Covered Call Writing

Covered call writing is the most popular stock option trading strategy of individual investors.

It’s also the most widely misunderstood and misapplied.

The goal of selling or “writing” covered calls is to receive a safe high yield income. Unfortunately, people often end up getting a lower total return on their investments, and even lose money writing covered calls, by using this stock option trading strategy the wrong way.

Here’s how that happens. They purchase several stocks and sell covered calls against them. After a month or two, some of the stocks have gone up, some have gone down, and some have stayed the same. The ones that have gone up the most were called away. The ones that have gone down are too far below the original strike price to make selling covered calls worthwhile at that strike price. The total portfolio is worth less than before the covered call writing strategy was attempted because the big losses on the stocks still held exceed the limited gains on the ones called away.

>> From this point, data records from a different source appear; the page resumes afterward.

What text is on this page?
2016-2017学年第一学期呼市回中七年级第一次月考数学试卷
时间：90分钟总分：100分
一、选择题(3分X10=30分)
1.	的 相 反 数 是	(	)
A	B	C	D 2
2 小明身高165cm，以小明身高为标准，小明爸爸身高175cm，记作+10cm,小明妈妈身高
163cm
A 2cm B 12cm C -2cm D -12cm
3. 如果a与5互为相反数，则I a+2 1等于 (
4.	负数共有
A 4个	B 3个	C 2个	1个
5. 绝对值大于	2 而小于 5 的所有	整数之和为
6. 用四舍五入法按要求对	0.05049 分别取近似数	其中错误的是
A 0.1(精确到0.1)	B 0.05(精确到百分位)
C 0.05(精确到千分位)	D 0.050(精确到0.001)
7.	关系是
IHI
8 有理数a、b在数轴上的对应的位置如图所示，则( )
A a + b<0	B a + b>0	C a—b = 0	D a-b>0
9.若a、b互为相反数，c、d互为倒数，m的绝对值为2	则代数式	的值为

This problem is commonly referred to as cutting off your flowers and leaving yourself with a portfolio of weeds. The stocks that went up were winners and you don’t own them anymore. The stocks that went down are the losers and you’re stuck with them now.

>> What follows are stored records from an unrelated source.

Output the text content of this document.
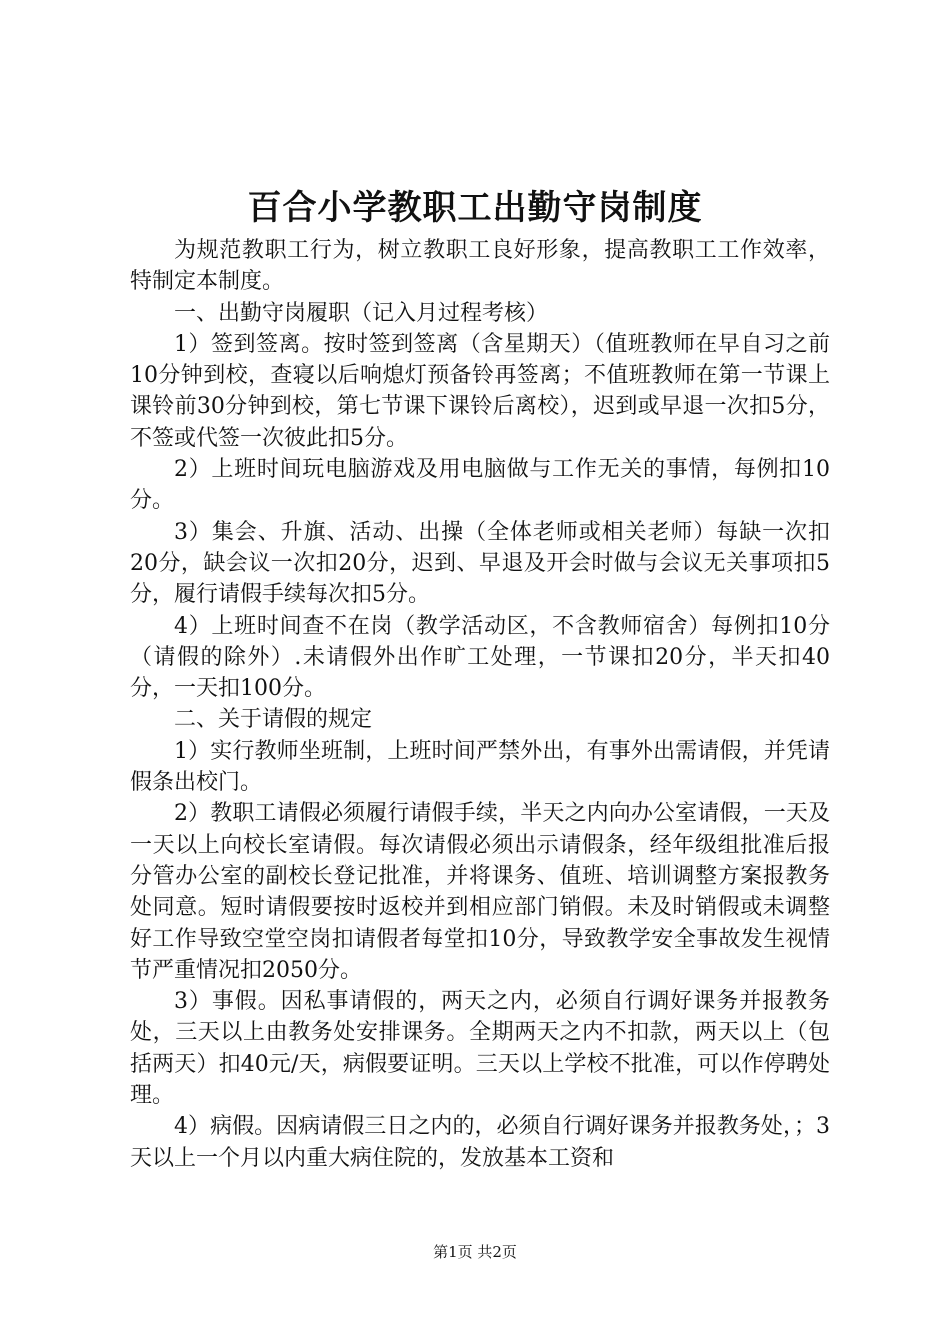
百合小学教职工出勤守岗制度

为规范教职工行为，树立教职工良好形象，提高教职工工作效率，特制定本制度。

一、出勤守岗履职（记入月过程考核）

1）签到签离。按时签到签离（含星期天）（值班教师在早自习之前10分钟到校，查寝以后响熄灯预备铃再签离；不值班教师在第一节课上课铃前30分钟到校，第七节课下课铃后离校），迟到或早退一次扣5分，不签或代签一次彼此扣5分。

2）上班时间玩电脑游戏及用电脑做与工作无关的事情，每例扣10分。

3）集会、升旗、活动、出操（全体老师或相关老师）每缺一次扣20分，缺会议一次扣20分，迟到、早退及开会时做与会议无关事项扣5分，履行请假手续每次扣5分。

4）上班时间查不在岗（教学活动区，不含教师宿舍）每例扣10分（请假的除外）.未请假外出作旷工处理，一节课扣20分，半天扣40分，一天扣100分。

二、关于请假的规定

1）实行教师坐班制，上班时间严禁外出，有事外出需请假，并凭请假条出校门。

2）教职工请假必须履行请假手续，半天之内向办公室请假，一天及一天以上向校长室请假。每次请假必须出示请假条，经年级组批准后报分管办公室的副校长登记批准，并将课务、值班、培训调整方案报教务处同意。短时请假要按时返校并到相应部门销假。未及时销假或未调整好工作导致空堂空岗扣请假者每堂扣10分，导致教学安全事故发生视情节严重情况扣2050分。

3）事假。因私事请假的，两天之内，必须自行调好课务并报教务处，三天以上由教务处安排课务。全期两天之内不扣款，两天以上（包括两天）扣40元/天，病假要证明。三天以上学校不批准，可以作停聘处理。

4）病假。因病请假三日之内的，必须自行调好课务并报教务处，；3天以上一个月以内重大病住院的，发放基本工资和

第1页 共2页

Applied this way, covered call writing can be a painfully effective way of sorting out the good from the bad, and keeping the bad!

Many a covered call investor has watched first with amusement then with grief as the stocks that got called away from him rocket to new record heights while he watches from the sidelines clutching the meager few percent income he received from selling the covered call options.

Likewise, it can be very frustrating to pocket a few percent option premium then watch as the underlying stock you own continues to fall. By the time the covered calls expire and you are ready to sell more for the next month, the premiums are so low they would barely cover the commission, and the prospects for you to ever “get out even” on that loser stock are very low.

What about the stocks that neither went up a lot or went down a lot but just stayed about the same? Actually these are the ideal cases, a covered call writer’s dream, stocks that pay a high yield from covered call writing but stay fixed in price month after month, neither getting called away nor dropping precipitously. Wouldn’t it be great if all stocks were like that?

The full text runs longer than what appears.